Mobile money just steps away in Jamaica

(Jamaica Observer) Jamaica is not too far away from seeing money remitted from overseas being sent to mobile phones.

The Development Bank of Jamaica’s (DBJ’s) non-commercial pilot, which will test loan disbursements over mobile networks over the next year or two, could give the Bank of Jamaica (BOJ) the remaining piece of information it needs to provide the complete regulatory framework for mobile money, as it is called.

But the technology needed to provide wide-ranging mobile financial services is already here.

Transcel developed the software that will deliver high-level, secured financial transactions for the pilot.

The company, which will also manage the micro accounts, is positioning itself to be a major service provider when commercial use of mobile money gets the all-clear from the central bank.

Its mobile money application, which works on feature phones used by 70 per cent of Jamaica’s population and which uses GPRS to make financial transactions across the networks, enables it to rapidly deploy its service on a wide scale.

“GPRS, by design, is an interoperable service,” said Hugo Daley, Transcel’s CEO. “In terms of our core transaction framework, it is a web services integration framework which is specifically designed to connect very quickly to networks. Just like with NCB, we could connect with credit unions…. within half a day.”

He was referring to the arrangement Transcel has with National Commercial Bank (NCB) under DBJ’s pilot, which connects the service provider to NCB’s network that by extension is connected to the cross-bank, nationwide automated banking machine (ABM) network provided by JETS, called MultiLink.

NCB will hold DBJ funds in a trust account, which is to be accessed by approved microfinance institutions (MFIs) for on-lending, and will also act as the central bank’s certifying agent.

The BOJ requires that persons’ identities be verified by a qualified agent, or, in other words, individuals wanting to use mobile money services have to physically appear at an entity regulated by the central bank, in this case, NCB.

But that should change soon enough.

The mobile money pilot includes a fourth and final phase, which, after extensive consultation with the central bank over the course of the project yields all the necessary guidance for mobile money to go ahead, aims to “open services to a wide market, and open a wider array of payment mechanisms, and transfer mechanism”, according to Daley.

“Rather than have to go to an NCB agent they go to a qualified network approved agency under the BOJ guidance,” he said. That could be anywhere, from a supermarket to an outlet that sells lottery tickets.

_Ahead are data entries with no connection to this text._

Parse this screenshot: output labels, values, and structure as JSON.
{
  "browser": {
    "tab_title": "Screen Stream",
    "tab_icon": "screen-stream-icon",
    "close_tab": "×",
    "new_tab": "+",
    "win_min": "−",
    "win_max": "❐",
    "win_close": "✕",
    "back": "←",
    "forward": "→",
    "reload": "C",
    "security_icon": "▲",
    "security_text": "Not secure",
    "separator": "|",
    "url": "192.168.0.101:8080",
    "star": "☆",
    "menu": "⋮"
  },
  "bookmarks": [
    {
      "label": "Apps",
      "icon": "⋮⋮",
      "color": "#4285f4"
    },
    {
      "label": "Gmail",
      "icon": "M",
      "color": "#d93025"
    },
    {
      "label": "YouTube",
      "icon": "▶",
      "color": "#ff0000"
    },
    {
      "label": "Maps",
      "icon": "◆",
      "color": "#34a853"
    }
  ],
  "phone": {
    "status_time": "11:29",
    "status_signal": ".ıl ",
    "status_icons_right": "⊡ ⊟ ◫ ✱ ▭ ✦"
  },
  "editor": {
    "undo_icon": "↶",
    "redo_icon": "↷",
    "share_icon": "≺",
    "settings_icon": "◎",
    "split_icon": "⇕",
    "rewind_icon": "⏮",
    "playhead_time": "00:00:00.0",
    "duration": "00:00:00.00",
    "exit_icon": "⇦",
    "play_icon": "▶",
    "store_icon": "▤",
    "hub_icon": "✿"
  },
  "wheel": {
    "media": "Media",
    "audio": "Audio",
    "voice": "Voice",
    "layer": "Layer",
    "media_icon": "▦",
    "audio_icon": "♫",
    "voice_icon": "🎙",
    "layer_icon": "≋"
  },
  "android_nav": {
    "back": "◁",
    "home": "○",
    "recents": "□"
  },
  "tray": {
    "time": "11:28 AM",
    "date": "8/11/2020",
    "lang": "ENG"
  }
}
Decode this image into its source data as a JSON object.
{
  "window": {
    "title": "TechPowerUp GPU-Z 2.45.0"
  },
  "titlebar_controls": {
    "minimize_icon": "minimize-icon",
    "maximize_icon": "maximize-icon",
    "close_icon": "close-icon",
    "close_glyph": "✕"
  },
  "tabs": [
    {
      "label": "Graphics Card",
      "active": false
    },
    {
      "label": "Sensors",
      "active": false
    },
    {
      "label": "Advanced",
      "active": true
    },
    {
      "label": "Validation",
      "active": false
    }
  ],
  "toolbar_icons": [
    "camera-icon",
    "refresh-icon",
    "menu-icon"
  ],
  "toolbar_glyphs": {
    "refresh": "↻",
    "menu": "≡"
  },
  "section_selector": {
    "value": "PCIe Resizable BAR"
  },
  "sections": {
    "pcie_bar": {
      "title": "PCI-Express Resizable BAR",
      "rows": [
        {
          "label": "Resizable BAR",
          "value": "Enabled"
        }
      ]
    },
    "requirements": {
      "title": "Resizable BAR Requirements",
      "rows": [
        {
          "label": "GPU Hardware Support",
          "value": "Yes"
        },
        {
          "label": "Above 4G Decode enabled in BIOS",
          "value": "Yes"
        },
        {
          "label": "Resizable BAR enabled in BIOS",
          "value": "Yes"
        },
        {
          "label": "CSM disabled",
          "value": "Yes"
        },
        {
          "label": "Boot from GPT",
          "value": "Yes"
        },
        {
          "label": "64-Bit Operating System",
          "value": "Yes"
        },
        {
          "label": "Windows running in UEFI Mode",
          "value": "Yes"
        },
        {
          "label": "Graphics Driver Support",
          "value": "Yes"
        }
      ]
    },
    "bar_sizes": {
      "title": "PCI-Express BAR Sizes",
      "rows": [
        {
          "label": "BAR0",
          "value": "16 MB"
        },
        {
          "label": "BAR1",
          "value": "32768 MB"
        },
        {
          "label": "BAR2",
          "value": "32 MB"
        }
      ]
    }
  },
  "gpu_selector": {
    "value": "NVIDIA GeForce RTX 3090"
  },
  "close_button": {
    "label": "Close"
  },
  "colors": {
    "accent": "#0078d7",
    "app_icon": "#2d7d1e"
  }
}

The central bank has already issued guidance on certain electronic retail payments — which doesn’t necessarily cover more complex transactions like lending — and will start taking applications from investors interested in becoming service providers in April.

That set of guidance establishes capital and liquidity requirements for agencies, but it also relaxed know your customer (KYC) rules that make it more difficult for the unbanked to become a part of the formal financial system.

For instance, mobile money customers won’t have to verify their source of funds, provide proof of address and occupation/business details for accounts below $50,000.

Although designed over four, three-month phases, the DBJ’s project may take longer than a year. Discussions among the development bank, Transcel, NCB and the BOJ in between phases may be lengthy and any stage of the project could conceivably run longer than three months.

But when the full range of mobile money services are ready to be rolled out, it may revolutionise the financial sector.

“The motivation behind mobilising social benefit transfers (such as remittances) is to make small transfers feasible and to avoid the waste in terms of the bureaucratic and physical process in transfers that exists today,” said Daley. “Just as in Kenya, the likelihood is that the total volumes of money that will go into the institutions that support these transfers will get less.”

In Kenya, money transfer companies virtually disappeared as remittance services migrated to the mobile money system, called M-Pesa.

“If it is completely virtual, you change the cost of transactions from being US$5 to US$20 for the whole process, when you include people, transfers — fees on one side, costs on the other — to 20 to 40 cents,” Daley told the Business Observer. “It is a huge difference.”